Emma vergrub ihr Gesicht in den Händen, sagte aber nichts.
»Hast du mich gehört?«
Sie reagierte nicht.
»Emma, sei vernünftig.«
»Ja«, hörte ich sie hohl sagen. »Ja. Mach ich. Natürlich mach ich das.«
»Hat er Geschwister?«
Sie nickte.
»Und seine Eltern, leben die noch?«
Wieder nickte sie.
»Und seine Cousins und Cousinen, Tanten, Onkel, alle müssen sich testen lassen. Solange sie mit ihm verwandt sind …«
»Der genetische Zwilling ist nicht unbedingt ein Verwandter. Deshalb suchen sie über die Datenbanken.«
Ich sagte: »Gut. Dann lasse ich mich auch testen. Wir alle. Und ich lege Flyer im Pub aus, damit sich im Ort auch alle testen lassen. Und wir könnten …«
»Danke«, stoppte mich Emma. »Danke, du bist so wahnsinnig gut zu mir.«
»Quatsch. Jeder würde doch …«
»Kate, du hast schon so viel für uns getan, und ja, es wäre großartig, wenn ihr euch alle testen lassen könntet. Aber … ich muss jetzt allein sein, bitte sei mir nicht böse.«
Ich nickte. Sie lag auf dem Sofa und sah mich nicht an.
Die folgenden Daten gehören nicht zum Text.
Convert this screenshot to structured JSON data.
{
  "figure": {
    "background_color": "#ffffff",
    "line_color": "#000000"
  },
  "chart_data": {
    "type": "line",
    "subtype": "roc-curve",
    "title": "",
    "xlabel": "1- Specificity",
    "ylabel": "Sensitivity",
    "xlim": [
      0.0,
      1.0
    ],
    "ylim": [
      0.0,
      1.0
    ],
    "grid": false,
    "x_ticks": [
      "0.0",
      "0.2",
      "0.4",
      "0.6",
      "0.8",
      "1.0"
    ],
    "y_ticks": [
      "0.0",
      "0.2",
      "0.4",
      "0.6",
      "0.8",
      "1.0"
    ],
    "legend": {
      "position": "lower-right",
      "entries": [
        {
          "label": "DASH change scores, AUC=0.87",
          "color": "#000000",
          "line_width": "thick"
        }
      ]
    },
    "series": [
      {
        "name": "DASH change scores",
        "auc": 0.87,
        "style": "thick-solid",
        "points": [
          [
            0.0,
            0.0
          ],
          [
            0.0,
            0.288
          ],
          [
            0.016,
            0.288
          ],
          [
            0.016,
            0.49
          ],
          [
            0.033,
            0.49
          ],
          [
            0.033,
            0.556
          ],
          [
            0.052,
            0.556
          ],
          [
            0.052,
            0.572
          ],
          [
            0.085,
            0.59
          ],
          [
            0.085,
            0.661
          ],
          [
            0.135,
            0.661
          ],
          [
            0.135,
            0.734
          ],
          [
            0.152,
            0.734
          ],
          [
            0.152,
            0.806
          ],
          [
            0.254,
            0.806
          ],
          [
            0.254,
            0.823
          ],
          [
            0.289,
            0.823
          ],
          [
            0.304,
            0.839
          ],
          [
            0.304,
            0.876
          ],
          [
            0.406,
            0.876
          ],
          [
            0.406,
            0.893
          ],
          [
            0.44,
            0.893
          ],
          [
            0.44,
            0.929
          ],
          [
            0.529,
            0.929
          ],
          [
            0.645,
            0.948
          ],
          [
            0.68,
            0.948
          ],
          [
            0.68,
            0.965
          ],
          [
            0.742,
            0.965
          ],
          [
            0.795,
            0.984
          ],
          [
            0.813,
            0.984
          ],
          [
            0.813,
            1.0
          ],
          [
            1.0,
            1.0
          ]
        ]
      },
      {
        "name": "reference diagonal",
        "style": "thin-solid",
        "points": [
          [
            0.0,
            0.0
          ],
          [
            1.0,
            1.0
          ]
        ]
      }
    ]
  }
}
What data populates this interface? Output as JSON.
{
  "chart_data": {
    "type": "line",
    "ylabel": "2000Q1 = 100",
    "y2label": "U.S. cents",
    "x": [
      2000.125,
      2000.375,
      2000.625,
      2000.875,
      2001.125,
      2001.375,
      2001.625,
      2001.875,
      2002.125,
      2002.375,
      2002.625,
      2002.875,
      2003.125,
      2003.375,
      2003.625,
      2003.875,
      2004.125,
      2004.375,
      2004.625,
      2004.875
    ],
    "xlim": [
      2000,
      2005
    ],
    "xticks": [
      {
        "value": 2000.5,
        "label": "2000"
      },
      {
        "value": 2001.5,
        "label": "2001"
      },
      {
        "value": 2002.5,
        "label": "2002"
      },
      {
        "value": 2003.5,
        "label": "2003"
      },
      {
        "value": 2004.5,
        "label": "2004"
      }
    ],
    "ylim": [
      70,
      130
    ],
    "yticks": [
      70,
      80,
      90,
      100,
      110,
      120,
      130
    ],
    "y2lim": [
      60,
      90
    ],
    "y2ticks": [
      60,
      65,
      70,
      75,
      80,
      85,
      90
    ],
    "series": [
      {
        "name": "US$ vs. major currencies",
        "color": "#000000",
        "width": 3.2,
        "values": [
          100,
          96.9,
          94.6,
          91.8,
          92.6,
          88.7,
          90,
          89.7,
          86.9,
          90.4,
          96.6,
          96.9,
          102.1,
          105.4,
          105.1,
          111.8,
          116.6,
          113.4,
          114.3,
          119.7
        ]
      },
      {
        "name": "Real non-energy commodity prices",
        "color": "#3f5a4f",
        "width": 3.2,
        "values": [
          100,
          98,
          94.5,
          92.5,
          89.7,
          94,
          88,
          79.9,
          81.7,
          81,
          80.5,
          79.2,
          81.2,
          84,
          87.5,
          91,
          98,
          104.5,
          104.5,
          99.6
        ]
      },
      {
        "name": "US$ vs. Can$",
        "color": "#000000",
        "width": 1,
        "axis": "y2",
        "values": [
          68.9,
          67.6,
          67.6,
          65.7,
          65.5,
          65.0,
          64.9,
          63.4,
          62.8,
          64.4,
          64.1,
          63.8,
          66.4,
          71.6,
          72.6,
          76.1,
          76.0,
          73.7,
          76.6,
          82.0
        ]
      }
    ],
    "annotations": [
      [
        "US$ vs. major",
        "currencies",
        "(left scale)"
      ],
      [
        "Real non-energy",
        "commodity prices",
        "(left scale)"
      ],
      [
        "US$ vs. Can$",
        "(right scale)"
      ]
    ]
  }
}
»Ich sag deinem Vater Bescheid, dass ich gehe, ja?«
»Nein. Ich will jetzt allein sein. Wenn du ihm sagst, dass du gehst, kommt er mit Kaelynn runter.«
»Gut«, sagte ich. »Aber melde dich, egal wann, wenn noch etwas ist.« Ich stand auf. »Und du versprichst mir, dass du als Erstes Kaelynns Vater anrufst? Er muss es wissen.«
»Geh jetzt, bitte«, sagte Emma leise.
»Versprichst du es?«
»Ich hab doch gesagt, ich tu es, und jetzt, bitte, darf ich allein sein? Ja?« Emma drehte sich um und wandte mir den Rücken zu, und mir blieb nichts anderes übrig, als endlich zu gehen. Noch bevor ich die Haustür öffnete, wusste ich, warum sie mich nicht angesehen hatte, warum sie wollte, dass ich gehe: Sie würde nicht mit Kaelynns Vater reden. Sie würde es einfach nicht tun.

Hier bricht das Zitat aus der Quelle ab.